What is true love 

What is true love
What is true love

What is true love
is that little extra thing that happens when you are with a certain person and that does not happen when you are with others. But defining love precisely is tricky because it is a unique and special feeling between two people. Love is nourished by difference and respect for each other.

However, knowing love for the first time can be destabilizing: you have the impression that you no longer control anything, that you are losing your mind. It can at the same time make you feel a whole range of intense feelings (joy, happiness, melancholy, fear, sadness, etc.). You discover fantasy, you see poetry where you did not see it before, you feel “grow your wings” to carry out projects, etc. Together, you are good and you are doing good.
                                           

What about love at first sight?


What is true love: Love at first sight is love at first sight, immediately very strong. This love can evolve into a deep and lasting relationship after this first phase. It can also stop as soon as you know yourself better, because the other does not seem more interesting after some time as if you had been in love with an image that reality destroys after a while.

How do you know if it's true love?


What is true love, often comes by itself, sometimes without warning. You can seek love and not find it, do not seek it and find it!

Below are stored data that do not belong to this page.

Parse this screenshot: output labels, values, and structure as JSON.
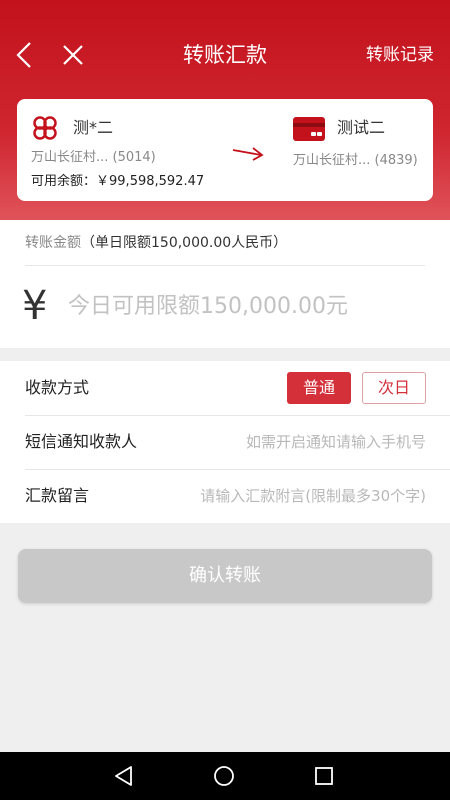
{
  "header": {
    "title": "转账汇款",
    "record_label": "转账记录",
    "back_icon": "back-arrow-icon",
    "close_icon": "close-icon"
  },
  "from_account": {
    "name": "测*二",
    "account": "万山长征村... (5014)",
    "balance_label": "可用余额：",
    "balance_value": "￥99,598,592.47",
    "icon": "bank-logo-icon"
  },
  "to_account": {
    "name": "测试二",
    "account": "万山长征村... (4839)",
    "icon": "bank-card-icon"
  },
  "amount": {
    "label": "转账金额",
    "limit": "（单日限额150,000.00人民币）",
    "currency": "¥",
    "placeholder": "今日可用限额150,000.00元"
  },
  "form": {
    "method_label": "收款方式",
    "method_options": [
      "普通",
      "次日"
    ],
    "method_selected": "普通",
    "sms_label": "短信通知收款人",
    "sms_placeholder": "如需开启通知请输入手机号",
    "message_label": "汇款留言",
    "message_placeholder": "请输入汇款附言(限制最多30个字)"
  },
  "confirm_label": "确认转账",
  "colors": {
    "brand_red": "#c3121c",
    "accent_red": "#d3303a",
    "disabled_gray": "#c8c8c8"
  }
}
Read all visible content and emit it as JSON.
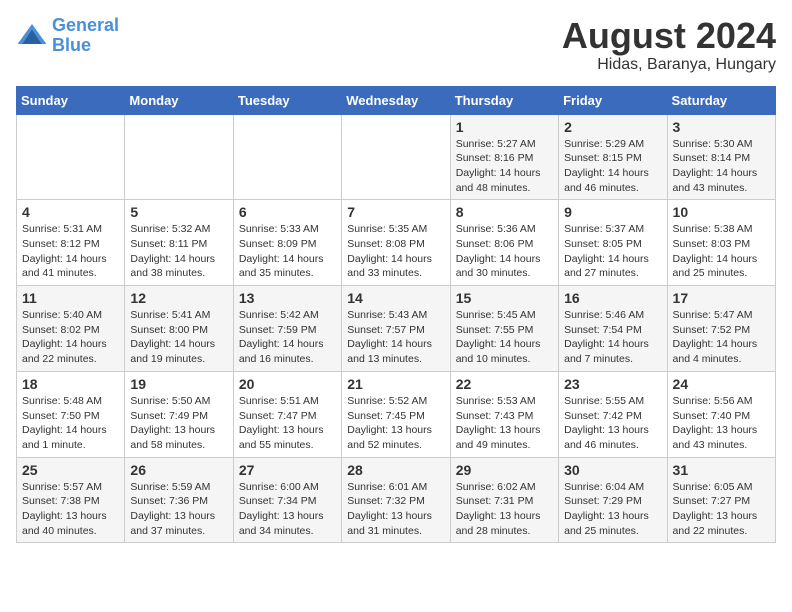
{
  "logo": {
    "line1": "General",
    "line2": "Blue"
  },
  "title": "August 2024",
  "subtitle": "Hidas, Baranya, Hungary",
  "days_of_week": [
    "Sunday",
    "Monday",
    "Tuesday",
    "Wednesday",
    "Thursday",
    "Friday",
    "Saturday"
  ],
  "weeks": [
    [
      {
        "day": "",
        "info": ""
      },
      {
        "day": "",
        "info": ""
      },
      {
        "day": "",
        "info": ""
      },
      {
        "day": "",
        "info": ""
      },
      {
        "day": "1",
        "info": "Sunrise: 5:27 AM\nSunset: 8:16 PM\nDaylight: 14 hours\nand 48 minutes."
      },
      {
        "day": "2",
        "info": "Sunrise: 5:29 AM\nSunset: 8:15 PM\nDaylight: 14 hours\nand 46 minutes."
      },
      {
        "day": "3",
        "info": "Sunrise: 5:30 AM\nSunset: 8:14 PM\nDaylight: 14 hours\nand 43 minutes."
      }
    ],
    [
      {
        "day": "4",
        "info": "Sunrise: 5:31 AM\nSunset: 8:12 PM\nDaylight: 14 hours\nand 41 minutes."
      },
      {
        "day": "5",
        "info": "Sunrise: 5:32 AM\nSunset: 8:11 PM\nDaylight: 14 hours\nand 38 minutes."
      },
      {
        "day": "6",
        "info": "Sunrise: 5:33 AM\nSunset: 8:09 PM\nDaylight: 14 hours\nand 35 minutes."
      },
      {
        "day": "7",
        "info": "Sunrise: 5:35 AM\nSunset: 8:08 PM\nDaylight: 14 hours\nand 33 minutes."
      },
      {
        "day": "8",
        "info": "Sunrise: 5:36 AM\nSunset: 8:06 PM\nDaylight: 14 hours\nand 30 minutes."
      },
      {
        "day": "9",
        "info": "Sunrise: 5:37 AM\nSunset: 8:05 PM\nDaylight: 14 hours\nand 27 minutes."
      },
      {
        "day": "10",
        "info": "Sunrise: 5:38 AM\nSunset: 8:03 PM\nDaylight: 14 hours\nand 25 minutes."
      }
    ],
    [
      {
        "day": "11",
        "info": "Sunrise: 5:40 AM\nSunset: 8:02 PM\nDaylight: 14 hours\nand 22 minutes."
      },
      {
        "day": "12",
        "info": "Sunrise: 5:41 AM\nSunset: 8:00 PM\nDaylight: 14 hours\nand 19 minutes."
      },
      {
        "day": "13",
        "info": "Sunrise: 5:42 AM\nSunset: 7:59 PM\nDaylight: 14 hours\nand 16 minutes."
      },
      {
        "day": "14",
        "info": "Sunrise: 5:43 AM\nSunset: 7:57 PM\nDaylight: 14 hours\nand 13 minutes."
      },
      {
        "day": "15",
        "info": "Sunrise: 5:45 AM\nSunset: 7:55 PM\nDaylight: 14 hours\nand 10 minutes."
      },
      {
        "day": "16",
        "info": "Sunrise: 5:46 AM\nSunset: 7:54 PM\nDaylight: 14 hours\nand 7 minutes."
      },
      {
        "day": "17",
        "info": "Sunrise: 5:47 AM\nSunset: 7:52 PM\nDaylight: 14 hours\nand 4 minutes."
      }
    ],
    [
      {
        "day": "18",
        "info": "Sunrise: 5:48 AM\nSunset: 7:50 PM\nDaylight: 14 hours\nand 1 minute."
      },
      {
        "day": "19",
        "info": "Sunrise: 5:50 AM\nSunset: 7:49 PM\nDaylight: 13 hours\nand 58 minutes."
      },
      {
        "day": "20",
        "info": "Sunrise: 5:51 AM\nSunset: 7:47 PM\nDaylight: 13 hours\nand 55 minutes."
      },
      {
        "day": "21",
        "info": "Sunrise: 5:52 AM\nSunset: 7:45 PM\nDaylight: 13 hours\nand 52 minutes."
      },
      {
        "day": "22",
        "info": "Sunrise: 5:53 AM\nSunset: 7:43 PM\nDaylight: 13 hours\nand 49 minutes."
      },
      {
        "day": "23",
        "info": "Sunrise: 5:55 AM\nSunset: 7:42 PM\nDaylight: 13 hours\nand 46 minutes."
      },
      {
        "day": "24",
        "info": "Sunrise: 5:56 AM\nSunset: 7:40 PM\nDaylight: 13 hours\nand 43 minutes."
      }
    ],
    [
      {
        "day": "25",
        "info": "Sunrise: 5:57 AM\nSunset: 7:38 PM\nDaylight: 13 hours\nand 40 minutes."
      },
      {
        "day": "26",
        "info": "Sunrise: 5:59 AM\nSunset: 7:36 PM\nDaylight: 13 hours\nand 37 minutes."
      },
      {
        "day": "27",
        "info": "Sunrise: 6:00 AM\nSunset: 7:34 PM\nDaylight: 13 hours\nand 34 minutes."
      },
      {
        "day": "28",
        "info": "Sunrise: 6:01 AM\nSunset: 7:32 PM\nDaylight: 13 hours\nand 31 minutes."
      },
      {
        "day": "29",
        "info": "Sunrise: 6:02 AM\nSunset: 7:31 PM\nDaylight: 13 hours\nand 28 minutes."
      },
      {
        "day": "30",
        "info": "Sunrise: 6:04 AM\nSunset: 7:29 PM\nDaylight: 13 hours\nand 25 minutes."
      },
      {
        "day": "31",
        "info": "Sunrise: 6:05 AM\nSunset: 7:27 PM\nDaylight: 13 hours\nand 22 minutes."
      }
    ]
  ]
}
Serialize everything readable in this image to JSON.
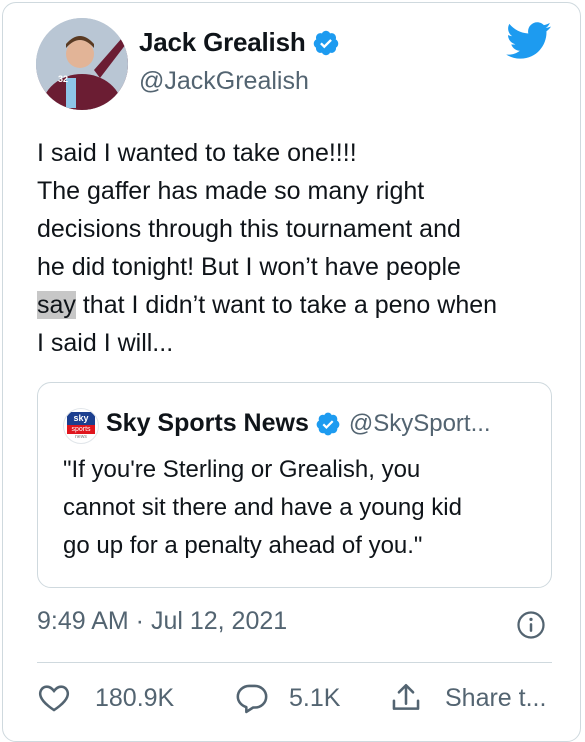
{
  "author": {
    "name": "Jack Grealish",
    "handle": "@JackGrealish",
    "verified": true,
    "avatar_icon": "profile-photo"
  },
  "platform_icon": "twitter-bird-icon",
  "tweet": {
    "lines": [
      "I said I wanted to take one!!!!",
      "The gaffer has made so many right",
      "decisions through this tournament and",
      "he did tonight! But I won’t have people"
    ],
    "highlighted_word": "say",
    "line5_rest": " that I didn’t want to take a peno when",
    "line6": "I said I will..."
  },
  "quote": {
    "logo": {
      "top": "sky",
      "middle": "sports",
      "bottom": "news"
    },
    "name": "Sky Sports News",
    "handle": "@SkySport...",
    "verified": true,
    "lines": [
      "\"If you're Sterling or Grealish, you",
      "cannot sit there and have a young kid",
      "go up for a penalty ahead of you.\""
    ]
  },
  "timestamp": "9:49 AM · Jul 12, 2021",
  "actions": {
    "likes": "180.9K",
    "replies": "5.1K",
    "share_label": "Share t..."
  },
  "colors": {
    "twitter_blue": "#1d9bf0",
    "secondary_text": "#536471",
    "highlight": "#c7c7c7"
  }
}
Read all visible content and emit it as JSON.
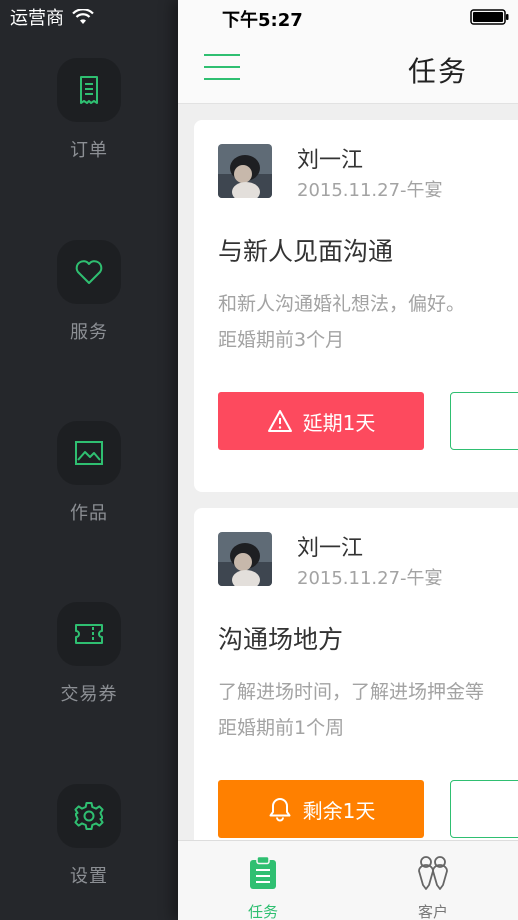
{
  "status_bar": {
    "carrier": "运营商",
    "time": "下午5:27"
  },
  "sidebar": {
    "items": [
      {
        "label": "订单",
        "icon": "receipt-icon"
      },
      {
        "label": "服务",
        "icon": "heart-icon"
      },
      {
        "label": "作品",
        "icon": "image-icon"
      },
      {
        "label": "交易券",
        "icon": "ticket-icon"
      },
      {
        "label": "设置",
        "icon": "gear-icon"
      }
    ]
  },
  "header": {
    "title": "任务",
    "menu_icon": "menu-icon"
  },
  "tasks": [
    {
      "author": "刘一江",
      "date": "2015.11.27-午宴",
      "title": "与新人见面沟通",
      "description": "和新人沟通婚礼想法，偏好。",
      "countdown": "距婚期前3个月",
      "status_label": "延期1天",
      "status_icon": "warning-icon",
      "status_color": "#fd4a5e"
    },
    {
      "author": "刘一江",
      "date": "2015.11.27-午宴",
      "title": "沟通场地方",
      "description": "了解进场时间，了解进场押金等",
      "countdown": "距婚期前1个周",
      "status_label": "剩余1天",
      "status_icon": "bell-icon",
      "status_color": "#ff8000"
    }
  ],
  "tab_bar": {
    "tabs": [
      {
        "label": "任务",
        "icon": "clipboard-icon",
        "active": true
      },
      {
        "label": "客户",
        "icon": "customers-icon",
        "active": false
      }
    ]
  },
  "colors": {
    "accent": "#2fbf71",
    "sidebar_bg": "#25272b",
    "overdue": "#fd4a5e",
    "remaining": "#ff8000"
  }
}
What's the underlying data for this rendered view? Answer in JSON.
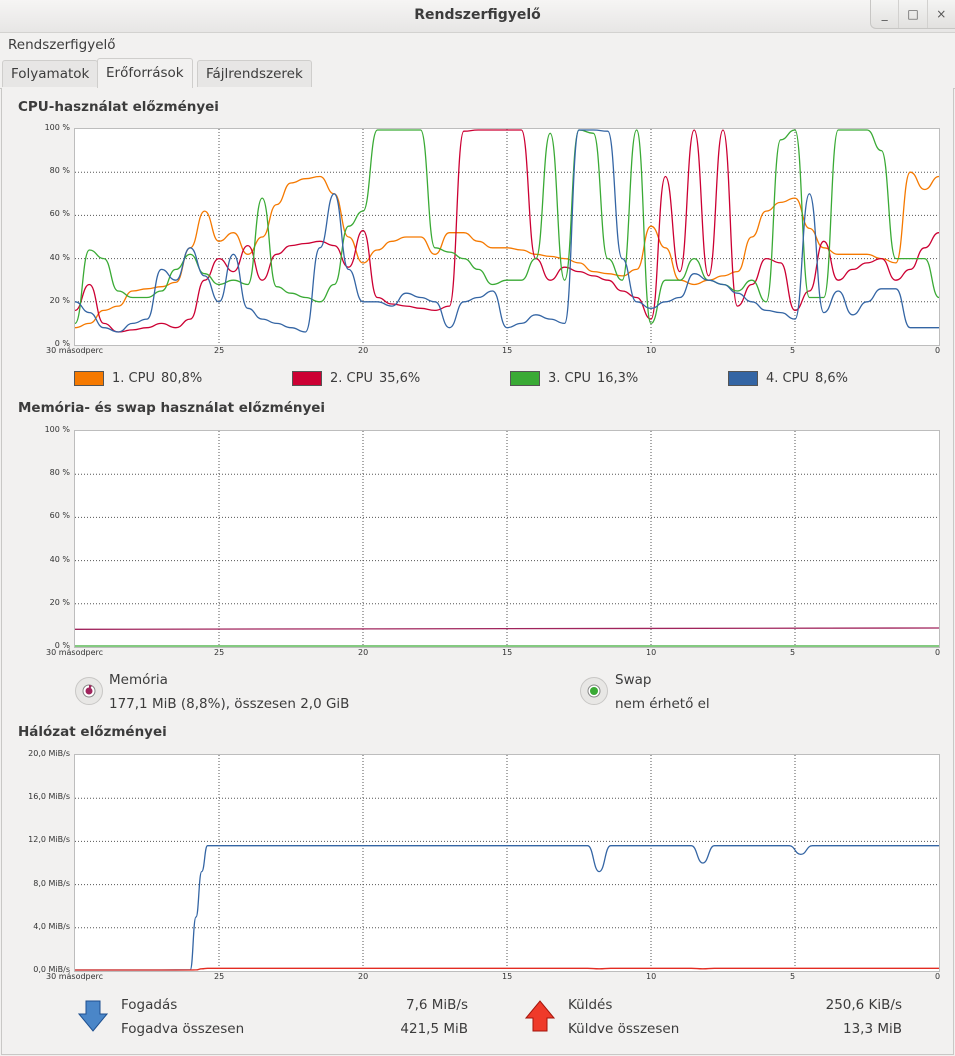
{
  "window": {
    "title": "Rendszerfigyelő",
    "controls": [
      "_",
      "□",
      "×"
    ]
  },
  "menu": {
    "items": [
      "Rendszerfigyelő"
    ]
  },
  "tabs": [
    "Folyamatok",
    "Erőforrások",
    "Fájlrendszerek"
  ],
  "active_tab": "Erőforrások",
  "cpu_section": {
    "title": "CPU-használat előzményei",
    "cpus": [
      {
        "label": "1. CPU",
        "value": "80,8%",
        "color": "#f57900"
      },
      {
        "label": "2. CPU",
        "value": "35,6%",
        "color": "#cc0033"
      },
      {
        "label": "3. CPU",
        "value": "16,3%",
        "color": "#3aaa35"
      },
      {
        "label": "4. CPU",
        "value": "8,6%",
        "color": "#3465a4"
      }
    ]
  },
  "memory_section": {
    "title": "Memória- és swap használat előzményei",
    "memory": {
      "label": "Memória",
      "value": "177,1 MiB (8,8%), összesen 2,0 GiB",
      "color": "#a0245c"
    },
    "swap": {
      "label": "Swap",
      "value": "nem érhető el",
      "color": "#3aaa35"
    }
  },
  "network_section": {
    "title": "Hálózat előzményei",
    "receiving": {
      "label": "Fogadás",
      "value": "7,6 MiB/s",
      "total_label": "Fogadva összesen",
      "total_value": "421,5 MiB",
      "color": "#3465a4"
    },
    "sending": {
      "label": "Küldés",
      "value": "250,6 KiB/s",
      "total_label": "Küldve összesen",
      "total_value": "13,3 MiB",
      "color": "#e32c22"
    }
  },
  "axes": {
    "x_ticks": [
      "30 másodperc",
      "25",
      "20",
      "15",
      "10",
      "5",
      "0"
    ],
    "pct_ticks": [
      "100 %",
      "80 %",
      "60 %",
      "40 %",
      "20 %",
      "0 %"
    ],
    "net_ticks": [
      "20,0 MiB/s",
      "16,0 MiB/s",
      "12,0 MiB/s",
      "8,0 MiB/s",
      "4,0 MiB/s",
      "0,0 MiB/s"
    ]
  },
  "chart_data": [
    {
      "type": "line",
      "title": "CPU-használat előzményei",
      "x": [
        30,
        29.5,
        29,
        28.5,
        28,
        27.5,
        27,
        26.5,
        26,
        25.5,
        25,
        24.5,
        24,
        23.5,
        23,
        22.5,
        22,
        21.5,
        21,
        20.5,
        20,
        19.5,
        19,
        18.5,
        18,
        17.5,
        17,
        16.5,
        16,
        15.5,
        15,
        14.5,
        14,
        13.5,
        13,
        12.5,
        12,
        11.5,
        11,
        10.5,
        10,
        9.5,
        9,
        8.5,
        8,
        7.5,
        7,
        6.5,
        6,
        5.5,
        5,
        4.5,
        4,
        3.5,
        3,
        2.5,
        2,
        1.5,
        1,
        0.5,
        0
      ],
      "xlim": [
        30,
        0
      ],
      "ylim": [
        0,
        100
      ],
      "series": [
        {
          "name": "1. CPU",
          "values": [
            8,
            10,
            16,
            18,
            25,
            26,
            27,
            29,
            45,
            62,
            48,
            52,
            42,
            50,
            65,
            75,
            77,
            78,
            70,
            50,
            38,
            44,
            48,
            50,
            50,
            42,
            52,
            52,
            48,
            45,
            45,
            44,
            42,
            41,
            40,
            38,
            34,
            33,
            32,
            35,
            55,
            45,
            30,
            28,
            30,
            32,
            34,
            50,
            62,
            66,
            68,
            54,
            45,
            42,
            42,
            42,
            40,
            38,
            80,
            72,
            78
          ]
        },
        {
          "name": "2. CPU",
          "values": [
            16,
            28,
            10,
            6,
            7,
            8,
            10,
            8,
            12,
            30,
            40,
            34,
            46,
            30,
            42,
            46,
            47,
            48,
            46,
            36,
            53,
            22,
            19,
            18,
            17,
            16,
            18,
            99,
            100,
            100,
            100,
            100,
            40,
            30,
            36,
            34,
            32,
            30,
            25,
            22,
            12,
            78,
            34,
            100,
            32,
            100,
            18,
            28,
            40,
            38,
            16,
            25,
            48,
            30,
            35,
            38,
            40,
            30,
            35,
            45,
            52
          ]
        },
        {
          "name": "3. CPU",
          "values": [
            10,
            44,
            40,
            25,
            22,
            22,
            25,
            35,
            42,
            33,
            28,
            30,
            28,
            68,
            27,
            24,
            22,
            20,
            28,
            55,
            62,
            100,
            100,
            100,
            100,
            45,
            43,
            40,
            35,
            28,
            30,
            30,
            40,
            98,
            30,
            100,
            98,
            40,
            30,
            100,
            10,
            30,
            30,
            40,
            30,
            28,
            25,
            30,
            20,
            95,
            100,
            22,
            22,
            100,
            100,
            100,
            90,
            40,
            40,
            40,
            22
          ]
        },
        {
          "name": "4. CPU",
          "values": [
            20,
            15,
            8,
            6,
            10,
            12,
            35,
            30,
            45,
            32,
            20,
            42,
            17,
            12,
            10,
            8,
            6,
            45,
            70,
            35,
            20,
            20,
            18,
            24,
            22,
            20,
            8,
            20,
            22,
            25,
            8,
            10,
            14,
            12,
            10,
            100,
            100,
            99,
            40,
            20,
            17,
            20,
            22,
            33,
            30,
            28,
            24,
            20,
            16,
            15,
            12,
            70,
            15,
            25,
            14,
            20,
            26,
            26,
            8,
            8,
            8
          ]
        }
      ]
    },
    {
      "type": "line",
      "title": "Memória- és swap használat előzményei",
      "x": [
        30,
        0
      ],
      "xlim": [
        30,
        0
      ],
      "ylim": [
        0,
        100
      ],
      "series": [
        {
          "name": "Memória",
          "values": [
            8.2,
            8.8
          ]
        },
        {
          "name": "Swap",
          "values": [
            0,
            0
          ]
        }
      ]
    },
    {
      "type": "line",
      "title": "Hálózat előzményei",
      "x": [
        30,
        27,
        26,
        25.8,
        25.6,
        25.4,
        25,
        24,
        20,
        15,
        12.2,
        11.8,
        11.4,
        11,
        8.6,
        8.2,
        7.8,
        5.2,
        4.8,
        4.4,
        0
      ],
      "xlim": [
        30,
        0
      ],
      "ylim": [
        0,
        20
      ],
      "series": [
        {
          "name": "Fogadás",
          "values": [
            0,
            0,
            0.1,
            5,
            9.2,
            11.6,
            11.6,
            11.6,
            11.6,
            11.6,
            11.6,
            9.2,
            11.6,
            11.6,
            11.6,
            10.0,
            11.6,
            11.6,
            10.8,
            11.6,
            11.6
          ]
        },
        {
          "name": "Küldés",
          "values": [
            0,
            0,
            0,
            0.1,
            0.2,
            0.25,
            0.25,
            0.25,
            0.25,
            0.25,
            0.25,
            0.2,
            0.25,
            0.25,
            0.25,
            0.2,
            0.25,
            0.25,
            0.25,
            0.25,
            0.25
          ]
        }
      ]
    }
  ]
}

What is true love is sometimes born suddenly, and other times, little by little, over time. Love can be fusional (trying to become one with the other), it can start with a friendship or can first be a great physical attraction. In any case, there is no single definition of love. Each couple creates their own love, which evolves over time. There is nothing to search for or copy in this area. Simply being good with others can already be a sign of love.

What is true love is magic! When you love, you feel like you're feeling good. Love feelings build self-confidence and boost self-esteem.

It is rewarding, because we read in the eyes of the other that we are attractive or attractive. We discover that we can also be important outside the family circle and that other people than parents can encourage us and understand what we are going through.

We create a strong bond, we learn to trust a new person, we gradually reveal ourselves and we talk about intimate things that we had never dared to discuss with anyone.

 Long-term true love

What is true love
What is true love

What is true love: Long-term love requires a longer relationship. It can start with a thunderbolt, but not necessarily. Time is essential to love: it allows two people to get to know each other and discover commonalities. A romantic relationship is more likely to last over time when the two partners feel good together and share common activities. In any case, it changes and evolves along the way.

What if love is not reciprocal?

Sometimes the feelings are not mutual. You love a person, but they don't love you in return. It is a situation that everyone can face one day. You can't force anyone to love you.

When the feelings are not shared, accepting this situation is the only solution, even if it is painful. The feeling of love comes or does not come, no one can force it.

But What is true love

What is true love
What is true love

It is said that love is an emotion. Little Robert tells us that an emotion is: movement, agitation, emotional reaction, generally intense. Love would therefore be a movement towards someone. How can two people in movement, towards each other and in their respective lives, make this reciprocal movement last through the vicissitudes of life together?

In my opinion, there are three essential conditions for the durability of love: admiration, dream and sexual desire. And these three components must be channeled to the same person. And reciprocal. And stable. But not necessarily in order: desire can arise from admiration or vice versa.

I can only love someone if I admire them and that I feel admired by that someone. Admiration is a feeling of joy and fulfillment in front of what we judge beautiful or great (little Robert). There is love only in respect. From the moment we scream nonsense, we seriously jeopardize love. We may not always agree on the education of the children, the way of spending the money (these are the two main sources of disagreement) ..., but we must always agree that the other is a unique human person worthy of respect and admiration. Let us not forget that two lovers are also two intimate enemies ... who owe each other respect. The decline in admiration parallels the decline in love. Hence the importance of standing in front of your partner.

Two people who love each other share the same projects, the same dreams; What is true love  they are two accomplices who are plotting their future together: the purchase of the first house or the first car, the arrival of the first and subsequent children, the professional success of one or the other, social involvement, holidays, retirement ... Again, individual dreams are not necessarily the same and should not necessarily be subordinate to the dreams of the couple, but from the moment when personal dreams take over, or from When I catch myself dreaming with another, the end of the common dream is near. Every couple is based on two independent people with their own respective projects. To love yourself is to dream together of possible things.

What is true love : Obviously, love is based on mutual physical attraction. So much so that the act of love designates sexual relations. What could be more wonderful than making love with your loved one? To love someone is to want to bond, touch, caress, interpenetrate, merge. But, it is also to maintain his desire and the desire of the other by keeping a certain distance. You are not me and I am not you. One plus one is not one, but three, i.e. you, me and us. Lightning strikes cannot survive passion, because total fusion kills desire. I only want what I don't have, not what I have. You also exist outside of me and I exist outside of you. Distance is necessary for desire and allows closeness to turn into pleasure.